We have presented a new compiler/architecture model for speculative processors. Parallel tasks that can be detected at compile time are run in non-speculative, multiprocessor mode. Program sections that may have dependences are parallelized speculatively by the architecture. From the architecture's point of view, non-speculative parallel execution can save significant overhead and can increase the parallel task size. We are currently completing the integration of the Polaris parallelizing compiler with a GCC-based code generator, which will provide the proposed architecture interface. The code generator will use high-level information from the optimizing preprocessor to generate the information required in the interface and to improve the quality of the generated code. In an initial study to improve the selection of speculative parallel tasks we have already achieved performance gains of up to 55% in speedup.

### References

- William Blume and Rudolf Eigenmann. Performance Analysis of Parallelizing Compilers on the Perfect Benchmarks Programs. IEEE Transactions on Parallel and Distributed Systems, 3(6):643-656, November 1992.

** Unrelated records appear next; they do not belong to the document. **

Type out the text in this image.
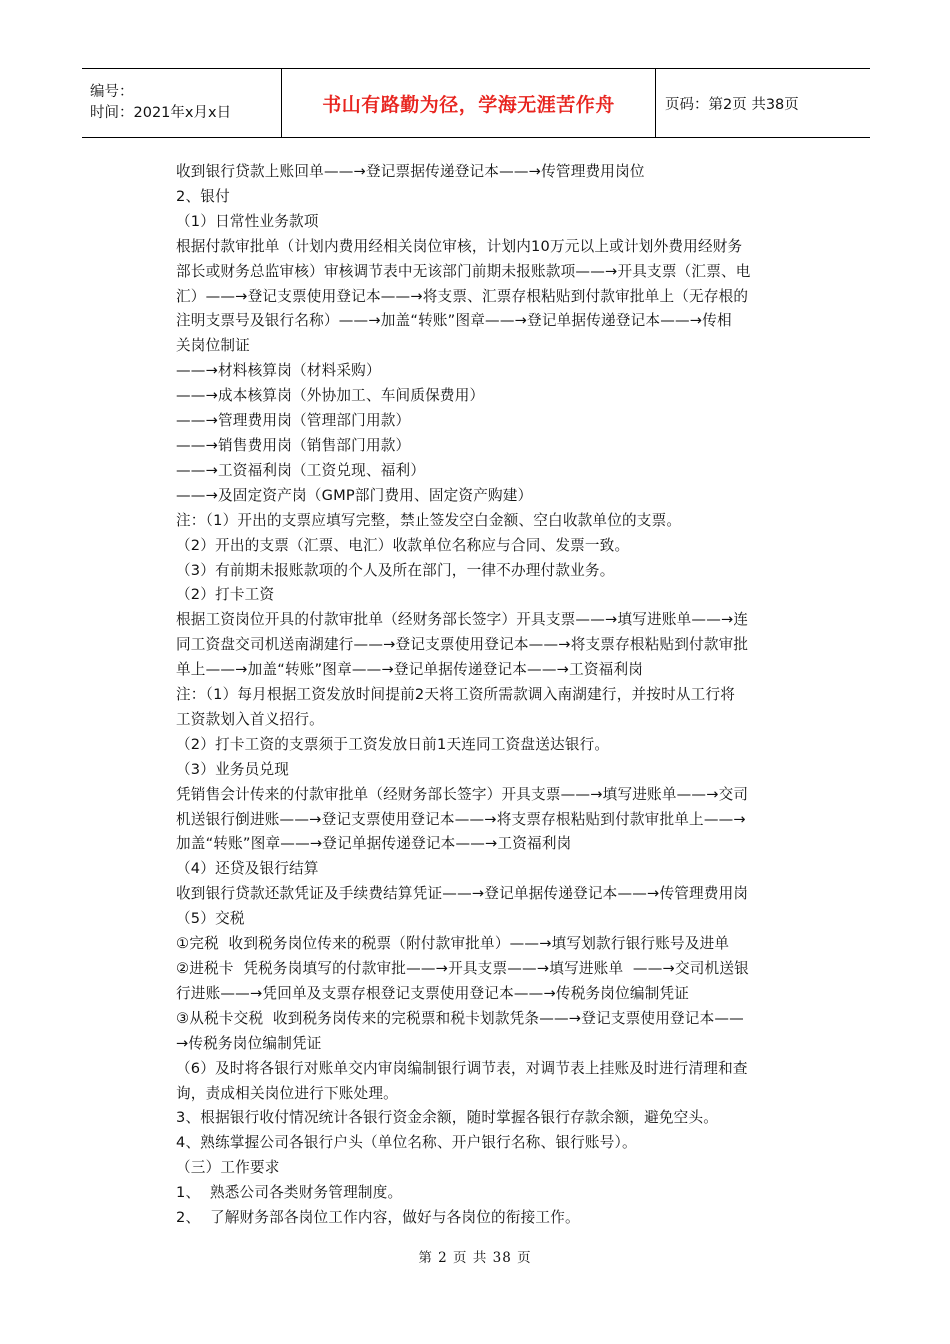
编号：
时间：2021年x月x日	书山有路勤为径，学海无涯苦作舟	页码：第2页 共38页

收到银行贷款上账回单——→登记票据传递登记本——→传管理费用岗位

2、银付

（1）日常性业务款项

根据付款审批单（计划内费用经相关岗位审核，计划内10万元以上或计划外费用经财务

部长或财务总监审核）审核调节表中无该部门前期未报账款项——→开具支票（汇票、电

汇）——→登记支票使用登记本——→将支票、汇票存根粘贴到付款审批单上（无存根的

注明支票号及银行名称）——→加盖“转账”图章——→登记单据传递登记本——→传相

关岗位制证

——→材料核算岗（材料采购）

——→成本核算岗（外协加工、车间质保费用）

——→管理费用岗（管理部门用款）

——→销售费用岗（销售部门用款）

——→工资福利岗（工资兑现、福利）

——→及固定资产岗（GMP部门费用、固定资产购建）

注：（1）开出的支票应填写完整，禁止签发空白金额、空白收款单位的支票。

（2）开出的支票（汇票、电汇）收款单位名称应与合同、发票一致。

（3）有前期未报账款项的个人及所在部门，一律不办理付款业务。

（2）打卡工资

根据工资岗位开具的付款审批单（经财务部长签字）开具支票——→填写进账单——→连

同工资盘交司机送南湖建行——→登记支票使用登记本——→将支票存根粘贴到付款审批

单上——→加盖“转账”图章——→登记单据传递登记本——→工资福利岗

注：（1）每月根据工资发放时间提前2天将工资所需款调入南湖建行，并按时从工行将

工资款划入首义招行。

（2）打卡工资的支票须于工资发放日前1天连同工资盘送达银行。

（3）业务员兑现

凭销售会计传来的付款审批单（经财务部长签字）开具支票——→填写进账单——→交司

机送银行倒进账——→登记支票使用登记本——→将支票存根粘贴到付款审批单上——→

加盖“转账”图章——→登记单据传递登记本——→工资福利岗

（4）还贷及银行结算

收到银行贷款还款凭证及手续费结算凭证——→登记单据传递登记本——→传管理费用岗

（5）交税

①完税  收到税务岗位传来的税票（附付款审批单）——→填写划款行银行账号及进单

②进税卡  凭税务岗填写的付款审批——→开具支票——→填写进账单  ——→交司机送银

行进账——→凭回单及支票存根登记支票使用登记本——→传税务岗位编制凭证

③从税卡交税  收到税务岗传来的完税票和税卡划款凭条——→登记支票使用登记本——

→传税务岗位编制凭证

（6）及时将各银行对账单交内审岗编制银行调节表，对调节表上挂账及时进行清理和查

询，责成相关岗位进行下账处理。

3、根据银行收付情况统计各银行资金余额，随时掌握各银行存款余额，避免空头。

4、熟练掌握公司各银行户头（单位名称、开户银行名称、银行账号）。

（三）工作要求

1、  熟悉公司各类财务管理制度。

2、  了解财务部各岗位工作内容，做好与各岗位的衔接工作。

第 2 页 共 38 页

- M. W. Hall, J. M. Anderson, S. P. Amarasinghe, B. R. Murphy, S.-W. Liao, E. Bugnion, and M. S. Lam. Maximizing multiprocessor performance with the SUIF compiler. *IEEE Computer*, pages 84-89, December 1996.
- W. Blume, R. Doallo, R. Eigenmann, J. Grout, J. Hoeflinger, T. Lawrence, J. Lee, D. Padua, Y. Paek, B. Pottenger, L. Rauchwerger, and P. Tu. Parallel programming with Polaris. *IEEE Computer*, pages 78–82, December 1996.
- Gurindar S. Sohi, Scott E. Breach, and T. N. Vijaykumar. Multiscalar processors. The 22th International Symposium on Computer Architecture (ISCA-22), pages 414-425, June 1995.
- Lance Hammond, Mark Willey, and Kunle Olukotun. Data speculation support for a chip multiprocessors. Proceedings of the Eighth ACM Conference on Architectural Support for Programming Languages and Operating Systems, October 1998.
- J. Gregory Steffan and Todd C. Mowry. The potential for using thread-level data speculation to facilitate automatic parallelization. Proceedings of the Fourth International Symposium on High-Performance Computer Architectures, February 1998.
- J.-Y. Tsai, Z. Jiang, Z. Li, D.J. Lilja, X. Wang, P.-C. Yew, B. Zheng, and S. Schwinn. Superthreading: Integrating compilation technology and processor architecture for cost-effective concurrent multithreading. *Journal of Information Science and Engi*neering, March 1998.
- 8. Ye Zhang, Lawrence Rauchwerger, and Josep Torrellas. Hardware for speculative parallelization in high-end multiprocessors. The Third PetaFlop Workshop (TPF-3), February 1999.